NEW YORK DOLLS. Vietnamese
babies
Vietnamese babies est, à mon humble avis, un morceau
important du répertoire des New York Dolls, écrit
par David Johansen. Il est tout à fait "synchro"
avec les derniers épisodes de la guerre américaine
au Viêt-Nam. Remarque personnelle : avoir été
"planqué" durant cette période n'a
pas empêché Bill Clinton de devenir Président
des Etats Unis. Est il possible d'imaginer l'ex-chanteur
des Dolls à la tête de la Maison Blanche ?

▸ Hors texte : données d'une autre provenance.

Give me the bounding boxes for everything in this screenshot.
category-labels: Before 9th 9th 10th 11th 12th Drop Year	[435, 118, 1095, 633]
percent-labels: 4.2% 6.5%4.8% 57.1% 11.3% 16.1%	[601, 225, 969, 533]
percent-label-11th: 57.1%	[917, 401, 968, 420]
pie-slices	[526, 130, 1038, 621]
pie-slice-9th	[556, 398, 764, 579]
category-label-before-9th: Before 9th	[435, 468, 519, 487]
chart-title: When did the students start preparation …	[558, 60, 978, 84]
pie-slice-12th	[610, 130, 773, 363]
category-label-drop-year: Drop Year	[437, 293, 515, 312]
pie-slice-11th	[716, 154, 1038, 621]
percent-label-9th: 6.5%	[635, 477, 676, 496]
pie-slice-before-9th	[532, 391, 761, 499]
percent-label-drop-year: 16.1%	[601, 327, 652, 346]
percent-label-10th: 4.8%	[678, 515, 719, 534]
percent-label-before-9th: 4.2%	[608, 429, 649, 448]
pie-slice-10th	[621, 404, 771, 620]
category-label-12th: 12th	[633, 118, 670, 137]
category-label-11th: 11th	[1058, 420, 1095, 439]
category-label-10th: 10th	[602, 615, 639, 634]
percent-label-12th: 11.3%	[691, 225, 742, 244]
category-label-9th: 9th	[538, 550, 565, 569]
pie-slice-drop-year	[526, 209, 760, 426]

JOHNNY CAROL. Wild wild women
Interprété par Johnnu Caroll, à l'origine
intitulé Wild Wild Young Men et chanté par
Ruth Brown quelques années plus tôt. Johnny
Caroll qui est, je crois, originaire de Dallas, est revenu
à la surface grâce aux compilations Rare Rockabilly
Classics apparues sur le marché au milieu des années
soixante dix. Si j'affirme que Gene Vincent est la plus
belle voix de sa génération, par contre il
est indéniable que Johnny Caroll est à la
fin des années cinquante, le plus sauvage de tous.

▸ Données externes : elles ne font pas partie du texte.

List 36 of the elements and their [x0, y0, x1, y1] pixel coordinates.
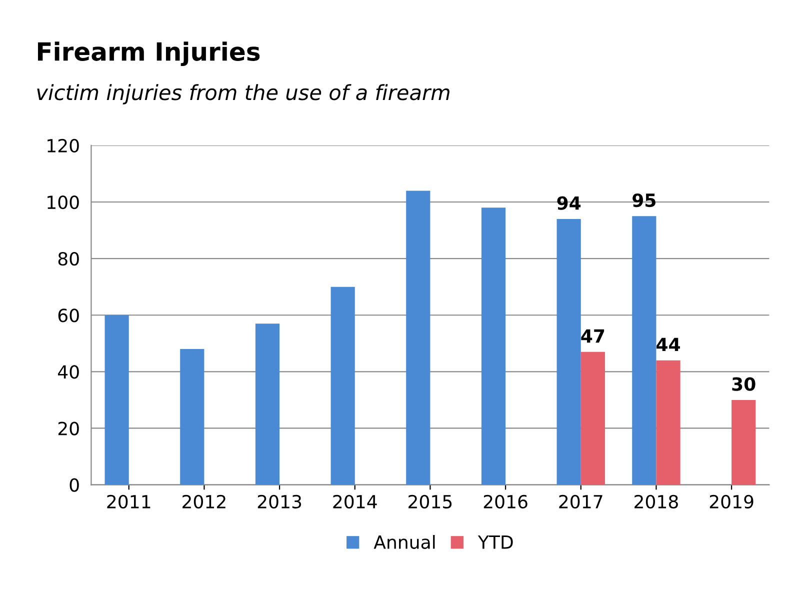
y-tick-label: 40 [58, 365, 79, 379]
data-label: 30 [732, 377, 756, 391]
x-tick-label: 2019 [710, 494, 754, 508]
chart-subtitle: victim injuries from the use of a firearm [37, 84, 450, 104]
x-tick-label: 2018 [634, 494, 678, 508]
bar [632, 216, 656, 485]
bar [255, 324, 280, 485]
bar [656, 360, 680, 485]
y-tick-label: 80 [58, 252, 79, 266]
x-tick-label: 2013 [258, 494, 302, 508]
y-tick-label: 20 [58, 422, 79, 436]
chart-title: Firearm Injuries [38, 42, 260, 66]
x-tick-label: 2014 [333, 494, 377, 508]
bar [406, 190, 430, 485]
x-tick-label: 2017 [559, 494, 602, 508]
bar [732, 400, 756, 485]
bar [481, 208, 506, 485]
data-label: 94 [557, 196, 581, 210]
bar [580, 352, 605, 485]
legend-label: Annual [374, 534, 435, 549]
bar [104, 315, 129, 485]
bar [556, 218, 581, 485]
legend-label: YTD [478, 536, 513, 549]
x-tick-label: 2016 [484, 494, 528, 508]
data-label: 44 [656, 338, 680, 352]
y-tick-label: 0 [70, 478, 79, 492]
bar [180, 349, 204, 485]
y-tick-label: 100 [48, 195, 79, 210]
y-tick-label: 120 [48, 138, 79, 153]
data-label: 47 [581, 329, 604, 343]
x-tick-label: 2015 [408, 494, 452, 508]
data-label: 95 [632, 193, 656, 208]
x-tick-label: 2012 [182, 494, 226, 508]
y-tick-label: 60 [58, 308, 79, 322]
bar [330, 286, 355, 485]
x-tick-label: 2011 [107, 494, 150, 508]
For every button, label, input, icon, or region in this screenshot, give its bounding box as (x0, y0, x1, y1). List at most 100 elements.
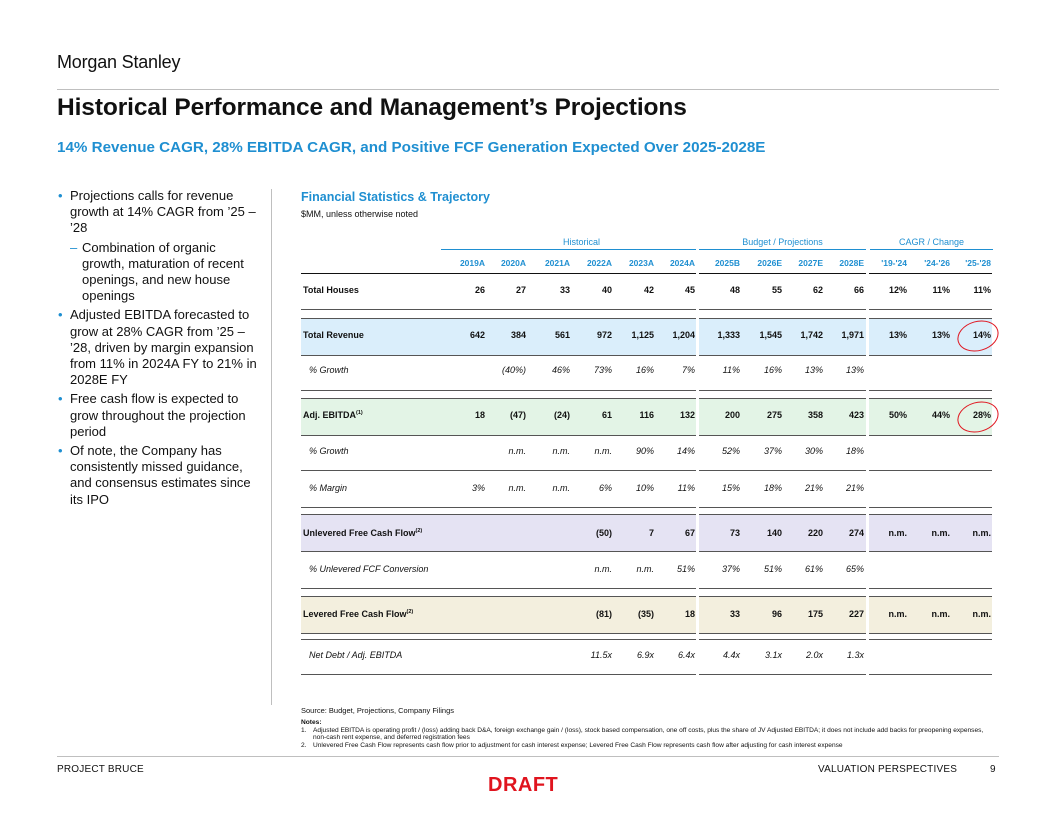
table-cell: n.m. (594, 446, 612, 456)
row-label-text: Total Houses (303, 285, 359, 295)
column-header: 2024A (669, 258, 695, 268)
brand-logo: Morgan Stanley (57, 52, 181, 72)
column-header: '25-'28 (965, 258, 991, 268)
table-cell: 384 (510, 330, 526, 340)
footnotes: Notes: 1. Adjusted EBITDA is operating pr… (301, 719, 991, 749)
table-cell: n.m. (594, 564, 612, 574)
table-cell: 13% (804, 365, 823, 375)
row-label: % Growth (309, 365, 349, 375)
column-header: 2020A (500, 258, 526, 268)
table-cell: 16% (763, 365, 782, 375)
table-cell: 13% (845, 365, 864, 375)
row-highlight-band (301, 319, 992, 355)
row-divider (301, 435, 992, 436)
row-highlight-band (301, 515, 992, 551)
table-cell: 45 (684, 285, 695, 295)
table-title: Financial Statistics & Trajectory (301, 190, 490, 204)
table-cell: 3.1x (764, 650, 782, 660)
row-label: Unlevered Free Cash Flow(2) (303, 528, 422, 538)
row-divider (301, 551, 992, 552)
table-cell: 972 (596, 330, 612, 340)
source-note: Source: Budget, Projections, Company Fil… (301, 706, 454, 715)
row-divider (301, 390, 992, 391)
row-divider (301, 470, 992, 471)
row-label-text: Net Debt / Adj. EBITDA (309, 650, 403, 660)
table-cell: (47) (509, 410, 526, 420)
table-cell: 11% (677, 483, 695, 493)
column-group-header: CAGR / Change (898, 237, 965, 247)
table-cell: 1,545 (759, 330, 782, 340)
row-label: Total Houses (303, 285, 359, 295)
row-label-text: % Unlevered FCF Conversion (309, 564, 429, 574)
table-cell: (81) (595, 609, 612, 619)
table-cell: 11% (932, 285, 950, 295)
table-cell: 13% (931, 330, 950, 340)
table-cell: 96 (771, 609, 782, 619)
table-cell: 42 (643, 285, 654, 295)
table-cell: 50% (888, 410, 907, 420)
table-cell: 15% (721, 483, 740, 493)
column-header: 2021A (544, 258, 570, 268)
footer-section-name: VALUATION PERSPECTIVES (818, 764, 958, 775)
table-cell: 37% (721, 564, 740, 574)
column-header: 2027E (798, 258, 823, 268)
table-cell: 6.4x (677, 650, 695, 660)
table-cell: 7 (648, 528, 654, 538)
header-rule (301, 273, 992, 274)
table-cell: 1.3x (846, 650, 864, 660)
row-label: Net Debt / Adj. EBITDA (309, 650, 402, 660)
table-cell: 1,742 (800, 330, 823, 340)
footnote-marker: (2) (406, 609, 414, 615)
row-label-text: Total Revenue (303, 330, 364, 340)
table-cell: 1,204 (672, 330, 695, 340)
table-cell: 62 (812, 285, 823, 295)
row-divider (301, 633, 992, 634)
table-cell: n.m. (552, 446, 570, 456)
footnote-marker: (2) (415, 528, 423, 534)
notes-heading: Notes: (301, 719, 322, 726)
row-highlight-band (301, 399, 992, 435)
table-cell: 52% (721, 446, 740, 456)
table-cell: 116 (639, 410, 654, 420)
table-cell: n.m. (888, 609, 907, 619)
column-header: 2025B (714, 258, 740, 268)
column-gap (866, 230, 869, 680)
sub-bullet-item: Combination of organic growth, maturatio… (58, 240, 258, 305)
table-cell: 275 (766, 410, 782, 420)
table-cell: 16% (635, 365, 654, 375)
column-header: 2022A (586, 258, 612, 268)
column-group-rule (699, 249, 866, 250)
table-cell: n.m. (552, 483, 570, 493)
table-cell: 66 (853, 285, 864, 295)
row-label: Total Revenue (303, 330, 364, 340)
footnote-2: 2. Unlevered Free Cash Flow represents ca… (301, 741, 843, 749)
table-cell: 27 (515, 285, 526, 295)
table-cell: 7% (681, 365, 695, 375)
table-cell: 14% (676, 446, 695, 456)
column-group-rule (870, 249, 993, 250)
bullet-list: Projections calls for revenue growth at … (58, 188, 258, 511)
table-cell: 67 (684, 528, 695, 538)
row-divider (301, 639, 992, 640)
footnote-text: Unlevered Free Cash Flow represents cash… (313, 741, 843, 749)
table-cell: 6% (598, 483, 612, 493)
row-label: % Growth (309, 446, 349, 456)
table-cell: 642 (469, 330, 485, 340)
table-cell: 90% (635, 446, 654, 456)
table-cell: 73% (593, 365, 612, 375)
header-divider (57, 89, 999, 90)
table-cell: n.m. (931, 528, 950, 538)
table-cell: 51% (676, 564, 695, 574)
row-divider (301, 309, 992, 310)
table-cell: 33 (729, 609, 740, 619)
table-cell: n.m. (636, 564, 654, 574)
table-cell: (24) (553, 410, 570, 420)
table-cell: 140 (766, 528, 782, 538)
row-divider (301, 588, 992, 589)
bullet-item: Of note, the Company has consistently mi… (58, 443, 258, 508)
table-cell: 10% (635, 483, 654, 493)
row-label-text: Levered Free Cash Flow (303, 609, 407, 619)
table-cell: n.m. (931, 609, 950, 619)
table-cell: 73 (729, 528, 740, 538)
table-cell: n.m. (508, 446, 526, 456)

Ecoutez le message : "wild wild women gonna have a
good time ! wild wild women lose my mind !", c'est
du rock mutant et psuchotique avant l'heure ! Une source
d'inspiration permanente pour Paul Fenech le Maltais et
les armées de Little John !
SHAM 69. They don't understand
Fin 78, le premier album des Sham est disponible à
Paris. Un putain de disque décapant, de l'eau de
javel, de l'acide chlorhydrique au niveau artistique. Joe
Strummer des Clash, qui a repiqué les plans provos
des Pistols inventés par Malcom Mac Laren, se fait
tout braquer par Jimmy Pursey qui lui laisse juste ses fringues
stylisées "Jackson Pollock". Jimmy Pursey,
cockney cow-boy originaire de Hersham et son groupe Sham
69, ont enregistré trois albums importants : Tell
us the Truth, That's Life et Hersham Boys. Jimmy Pursey,
excellent parolier et hurleur, s'est aussi fait connaître
sous le sobriquet de "purse-snatcher" (voleur
de bourse, à cause de son rôle de producteur
artistique des Rejects ? ndlr). Difficile de déterminer
laquelle des chansons de "Mesha" est la meilleure.
METEORS. Wreckin' Crew
J'avais raté pour cause d'obligation militaire les
concerts des Meteors aux Bains Douches et au Rose Bonbon.
Alors, collé au radio-cassette toute l'année
82 à la caserne du 1er R.I, j'ai écouté
les voix d'outre-tombe de Paul Fenech scander leurs psychoses
sur le rockabilly dénaturé. Wreckin' Crew
était la chanson la plus commerciale des chansons
anti-commerciales. Tous ceux qui étaient présents
au concert du Théâtre Soreno à Vincennes
n'ont jamais oublié le sens de cette cantilène
fénechienne.
MADE IN THAILAND. Carabao
Découvert en 84, grâce à un copain japonais
de l'ambassade, à Bangkok, il m'avait dit "ce
groupe devrait te plaire tant par la musique que par le
texte".
La musique : éthique
Le texte : satire sociale sur le royaume de Siam.